With this lifestyle and reputation to maintain, it only took 100 years to deplete the harbor’s oyster population. Unregulated toxic dumping combined with over-harvesting the water’s natural filter rendered the New York Harbor nearly lifeless by 1906.




While regulations came into play and helped the flowing Hudson do its job in flushing out the water, it wasn’t until 1972 that the Clean Water Act was put into place, and not until 2000 that the water quality in New York Harbor improved enough to support oyster life – however, the water today is still not clean enough to consume those oysters. Improvements continued, and in 2010, for the first time in a century, whales were spotted in New York Harbor. “It’s encouraging that there’s something to see now,” says Madeline. “Our students and volunteers have found Fiddler Crabs, Blackfish (which eat mussels, barnacles, crabs, and oysters), American Eels, horseshoe crabs, and even seahorses.” By focusing on oyster reefs, the ecosystem gets support from the bottom up – which is why oysters are fondly referred to as “ecosystem engineers.”


So how does putting shells back into the water equate to more oysters? Oyster larvae are free-swimming and spend their first days to weeks in search of a hard, suitable substrate to settle on, one rich with calcium carbonate, so each larvae can grow a shell of its own. Beautifully enough, existing oyster (and other shellfish) shells provide that ideal substrate. Billion Oyster Project’s Hatchery Manager cultivates oyster larvae in tanks at the Harbor School Hatchery and sees to it that they have set to shell. This phase is known as "spat on shell.” From this point on, the oyster will not move and is ready to enter New York Harbor at a Billion Oyster Project reef site.


The other part of the equation is creating a nice foundation in the harbor, which is where existing oyster shells come in. After an oyster installation, the work then becomes about monitoring the reef sites – which is where school groups and volunteers get involved, becoming community work.



Billion Oyster Project isn’t just a name, it’s a numeric goal they’ve set to reestablish one billion oysters to the New York Harbor by 2035. Madeline shares that “A lot of people feel guilty and think, ‘Should I be eating oysters?’ But oysters are actually one of the more sustainable seafoods. We don’t discourage it, but we do encourage choosing restaurants that recycle their shells and choose sustainable sources. Our work wouldn’t be possible without the discarded shells.”


Earlier this year, Billion Oyster Project put in about 500,000 pounds (which amounts to 600 cubic yards) of oyster shells – from the first two years of collection (which began in 2015). But since New York Harbor’s oysters are not safe to consume, the shells collected from the city’s restaurants are not local and, therefore, can’t be immediately returned to the water. Instead, the shells must sit out exposed to sun and rain, so any pathogen or tissue is dead or removed before they are introduced into the local ecosystem. It is generally one full year before Billion Oyster Project shells can be introduced into the water from the time the oyster leaves the plate at a restaurant.
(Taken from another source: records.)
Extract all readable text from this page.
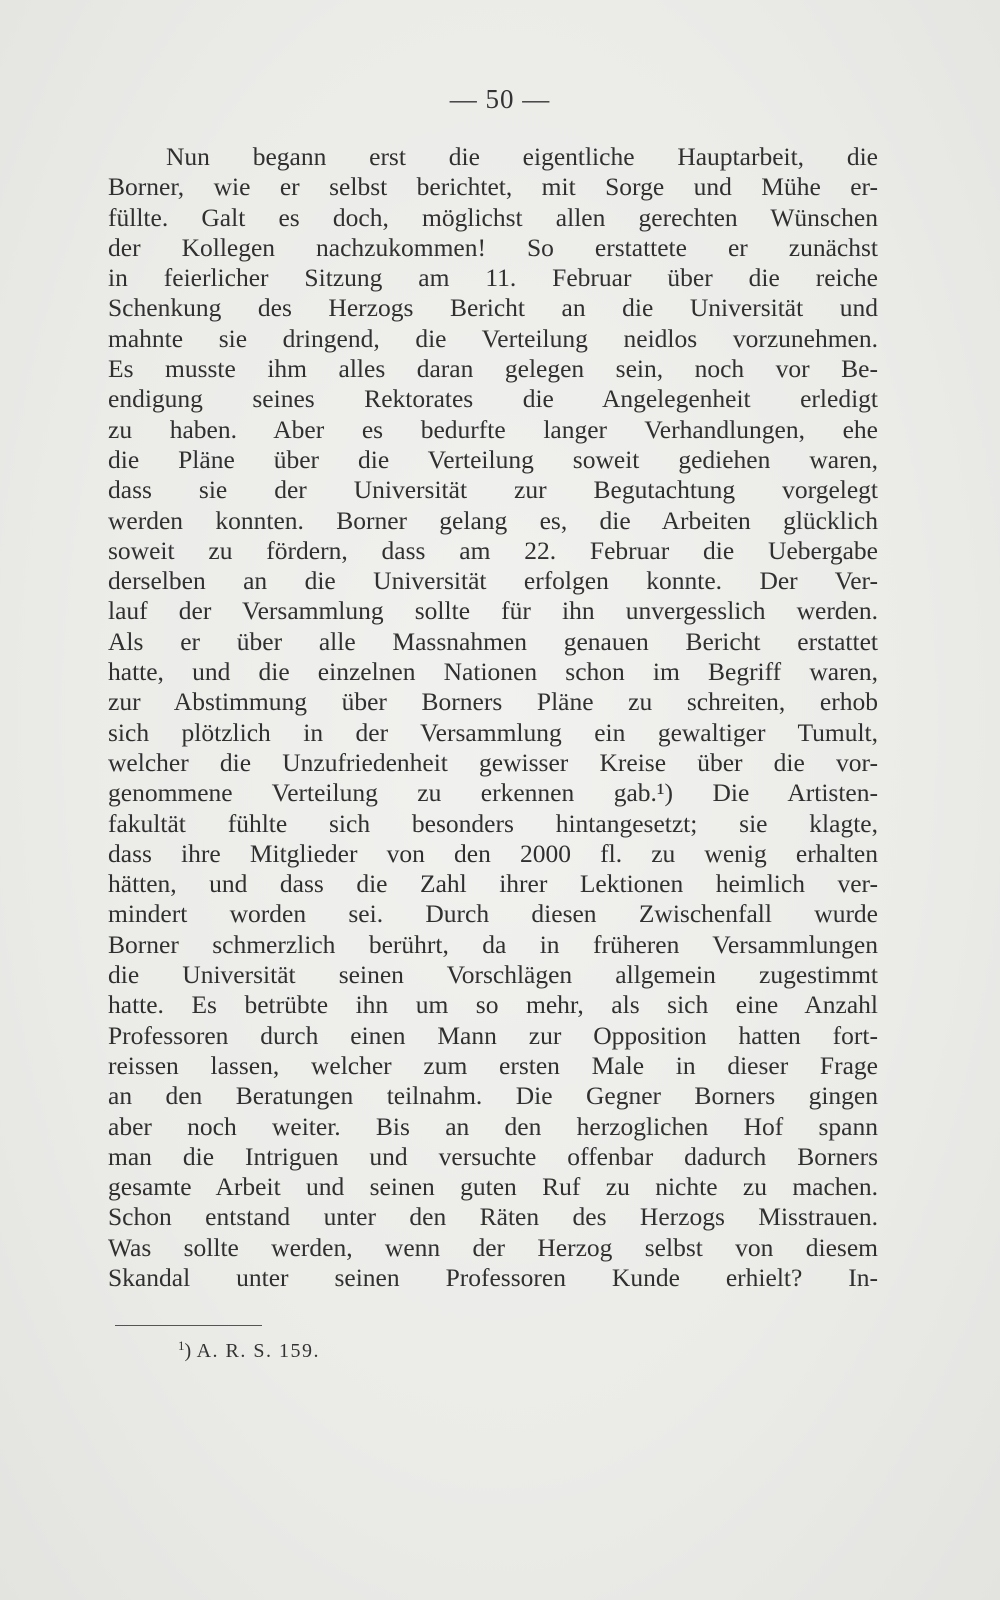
— 50 —
Nun begann erst die eigentliche Hauptarbeit, die
Borner, wie er selbst berichtet, mit Sorge und Mühe er-
füllte. Galt es doch, möglichst allen gerechten Wünschen
der Kollegen nachzukommen! So erstattete er zunächst
in feierlicher Sitzung am 11. Februar über die reiche
Schenkung des Herzogs Bericht an die Universität und
mahnte sie dringend, die Verteilung neidlos vorzunehmen.
Es musste ihm alles daran gelegen sein, noch vor Be-
endigung seines Rektorates die Angelegenheit erledigt
zu haben. Aber es bedurfte langer Verhandlungen, ehe
die Pläne über die Verteilung soweit gediehen waren,
dass sie der Universität zur Begutachtung vorgelegt
werden konnten. Borner gelang es, die Arbeiten glücklich
soweit zu fördern, dass am 22. Februar die Uebergabe
derselben an die Universität erfolgen konnte. Der Ver-
lauf der Versammlung sollte für ihn unvergesslich werden.
Als er über alle Massnahmen genauen Bericht erstattet
hatte, und die einzelnen Nationen schon im Begriff waren,
zur Abstimmung über Borners Pläne zu schreiten, erhob
sich plötzlich in der Versammlung ein gewaltiger Tumult,
welcher die Unzufriedenheit gewisser Kreise über die vor-
genommene Verteilung zu erkennen gab.¹) Die Artisten-
fakultät fühlte sich besonders hintangesetzt; sie klagte,
dass ihre Mitglieder von den 2000 fl. zu wenig erhalten
hätten, und dass die Zahl ihrer Lektionen heimlich ver-
mindert worden sei. Durch diesen Zwischenfall wurde
Borner schmerzlich berührt, da in früheren Versammlungen
die Universität seinen Vorschlägen allgemein zugestimmt
hatte. Es betrübte ihn um so mehr, als sich eine Anzahl
Professoren durch einen Mann zur Opposition hatten fort-
reissen lassen, welcher zum ersten Male in dieser Frage
an den Beratungen teilnahm. Die Gegner Borners gingen
aber noch weiter. Bis an den herzoglichen Hof spann
man die Intriguen und versuchte offenbar dadurch Borners
gesamte Arbeit und seinen guten Ruf zu nichte zu machen.
Schon entstand unter den Räten des Herzogs Misstrauen.
Was sollte werden, wenn der Herzog selbst von diesem
Skandal unter seinen Professoren Kunde erhielt? In-
$^1$) A. R. S. 159.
It’s a slow process bringing an ecosystem back from the edge of lifelessness and can be a tough sell when the end goal isn’t a harbor-to-happy hour oyster experience. “It’s a nice idea, and it’s possible we could get there in the distant future,” says Madeline, “but that’s not the goal.” Instead, the focus is on two things you can’t order from a menu: a healthy ecosystem and an invested community.






Billion Oyster Project was founded in 2014 with a vision for the restoration of a healthy and biodiverse New York Harbor. Central to their mission is the belief that without education of future generations, restoration is temporary. In their six years of operation, BOP has restored 45 million live oysters.